As much as I may enjoy (or at least tolerate) the heat, my car (a very well maintained 1991 Toyota Corolla) does not. If it's over 85 degrees or so and if I don't turn the heater on full blast when driving up the mountains, the engine will overheat. The only problem is, driving in 100+ heat with the heater on full blast is a little bit of a torture. This fact makes trips to L.A. less attractive.

And that brings me to what is the hardest part for me living here. It's not the heat; It is that I do not yet feel part of a community. I know it's just going to take some time.

Making that kind of connection, at least for me, is important. Women need to connect with other women; it's in our DNA. We need these connections to feel whole, to counsel one another, to discuss those things our husbands have no interest in hearing about, and simply to chat and laugh together.
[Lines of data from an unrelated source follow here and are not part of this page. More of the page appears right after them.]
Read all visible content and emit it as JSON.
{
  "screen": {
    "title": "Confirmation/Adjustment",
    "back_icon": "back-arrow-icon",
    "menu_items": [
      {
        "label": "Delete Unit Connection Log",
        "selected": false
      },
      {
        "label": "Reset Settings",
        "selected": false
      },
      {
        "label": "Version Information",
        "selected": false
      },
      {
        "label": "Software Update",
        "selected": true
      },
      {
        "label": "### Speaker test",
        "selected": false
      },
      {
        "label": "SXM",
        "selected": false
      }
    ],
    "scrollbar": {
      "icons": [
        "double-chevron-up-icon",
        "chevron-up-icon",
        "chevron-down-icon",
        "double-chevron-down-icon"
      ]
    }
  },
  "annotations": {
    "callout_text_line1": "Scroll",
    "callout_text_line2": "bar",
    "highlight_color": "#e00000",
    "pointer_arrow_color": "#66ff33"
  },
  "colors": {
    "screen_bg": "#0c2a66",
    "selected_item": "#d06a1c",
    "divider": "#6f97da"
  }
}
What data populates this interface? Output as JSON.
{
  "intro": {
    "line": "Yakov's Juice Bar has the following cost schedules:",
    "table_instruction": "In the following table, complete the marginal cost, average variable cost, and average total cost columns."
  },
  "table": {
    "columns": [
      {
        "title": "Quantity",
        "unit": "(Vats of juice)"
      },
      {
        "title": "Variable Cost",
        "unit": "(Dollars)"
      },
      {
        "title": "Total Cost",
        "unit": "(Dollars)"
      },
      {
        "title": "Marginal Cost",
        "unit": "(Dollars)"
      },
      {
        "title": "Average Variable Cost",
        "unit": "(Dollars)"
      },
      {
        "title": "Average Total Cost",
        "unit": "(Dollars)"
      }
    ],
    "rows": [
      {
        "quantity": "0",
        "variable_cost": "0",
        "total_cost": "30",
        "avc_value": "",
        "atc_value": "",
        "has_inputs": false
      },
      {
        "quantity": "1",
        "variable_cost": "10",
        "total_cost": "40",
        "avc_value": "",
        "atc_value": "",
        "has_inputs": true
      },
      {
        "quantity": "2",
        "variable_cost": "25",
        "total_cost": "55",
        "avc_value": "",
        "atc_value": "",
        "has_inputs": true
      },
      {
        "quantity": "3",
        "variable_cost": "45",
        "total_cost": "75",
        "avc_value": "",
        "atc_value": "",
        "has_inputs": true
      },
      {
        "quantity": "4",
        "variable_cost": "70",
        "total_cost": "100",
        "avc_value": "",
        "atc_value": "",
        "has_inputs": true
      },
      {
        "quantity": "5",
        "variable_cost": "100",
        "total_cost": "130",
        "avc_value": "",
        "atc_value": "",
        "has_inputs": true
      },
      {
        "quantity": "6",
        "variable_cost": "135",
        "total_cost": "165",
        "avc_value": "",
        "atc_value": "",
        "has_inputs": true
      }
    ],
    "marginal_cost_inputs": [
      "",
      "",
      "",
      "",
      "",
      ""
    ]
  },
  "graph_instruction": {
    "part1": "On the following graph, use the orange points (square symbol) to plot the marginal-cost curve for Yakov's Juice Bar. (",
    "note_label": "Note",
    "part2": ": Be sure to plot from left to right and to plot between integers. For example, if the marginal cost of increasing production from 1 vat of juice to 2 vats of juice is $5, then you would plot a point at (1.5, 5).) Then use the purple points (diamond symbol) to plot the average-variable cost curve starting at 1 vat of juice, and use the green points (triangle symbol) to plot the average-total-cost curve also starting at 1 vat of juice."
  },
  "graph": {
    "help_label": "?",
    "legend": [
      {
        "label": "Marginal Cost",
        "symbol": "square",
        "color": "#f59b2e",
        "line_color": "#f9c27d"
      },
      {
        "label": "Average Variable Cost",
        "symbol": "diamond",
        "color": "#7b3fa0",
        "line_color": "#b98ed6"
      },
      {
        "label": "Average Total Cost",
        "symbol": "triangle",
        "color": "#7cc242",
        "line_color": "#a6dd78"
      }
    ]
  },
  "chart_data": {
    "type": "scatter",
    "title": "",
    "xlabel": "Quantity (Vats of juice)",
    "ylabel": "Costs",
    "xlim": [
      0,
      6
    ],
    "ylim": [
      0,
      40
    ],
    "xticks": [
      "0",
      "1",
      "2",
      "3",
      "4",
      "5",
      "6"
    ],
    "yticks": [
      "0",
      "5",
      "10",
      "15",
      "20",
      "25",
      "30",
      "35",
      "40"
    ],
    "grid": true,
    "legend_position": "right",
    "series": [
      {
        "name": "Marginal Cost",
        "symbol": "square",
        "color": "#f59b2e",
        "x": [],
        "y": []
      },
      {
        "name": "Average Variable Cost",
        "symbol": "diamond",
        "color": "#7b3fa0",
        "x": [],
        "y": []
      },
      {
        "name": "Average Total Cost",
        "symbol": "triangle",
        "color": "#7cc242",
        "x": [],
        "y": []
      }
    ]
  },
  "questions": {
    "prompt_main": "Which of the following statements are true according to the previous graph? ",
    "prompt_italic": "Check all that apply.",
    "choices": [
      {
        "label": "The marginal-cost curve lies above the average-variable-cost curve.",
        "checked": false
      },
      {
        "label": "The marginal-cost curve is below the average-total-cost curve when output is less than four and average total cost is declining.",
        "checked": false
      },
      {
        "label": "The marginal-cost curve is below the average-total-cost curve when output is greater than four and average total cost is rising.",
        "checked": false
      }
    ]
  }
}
I miss playing bid whist with my girlfriends. I miss my writing group and the sharing of our stories that brought us all so much closer together. I miss walking down the street in the neighborhood I lived in for so many years, and almost without fail running into a long time friend or new neighbor, and stopping for a few minutes to shoot the breeze. These small things, they are so great really, are often not appreciated enough.

As part of my mission to meet people, I've joined a writing group here in Bakersfield (Writers of Kern). I think this group will be helpful in terms of becoming a better writer and perhaps one day getting something published. I am thinking though of starting a new group, like the True Tales group I started in L.A., that isn't so much about the craft of writing as it is about sharing the small stories from our lives that we've written. Maybe something interfaith, or intercultural, or really interanything. This kind of sharing is such a wonderful way to gain deeper understanding, appreciation, and respect for one another. We can all use that, don't you think?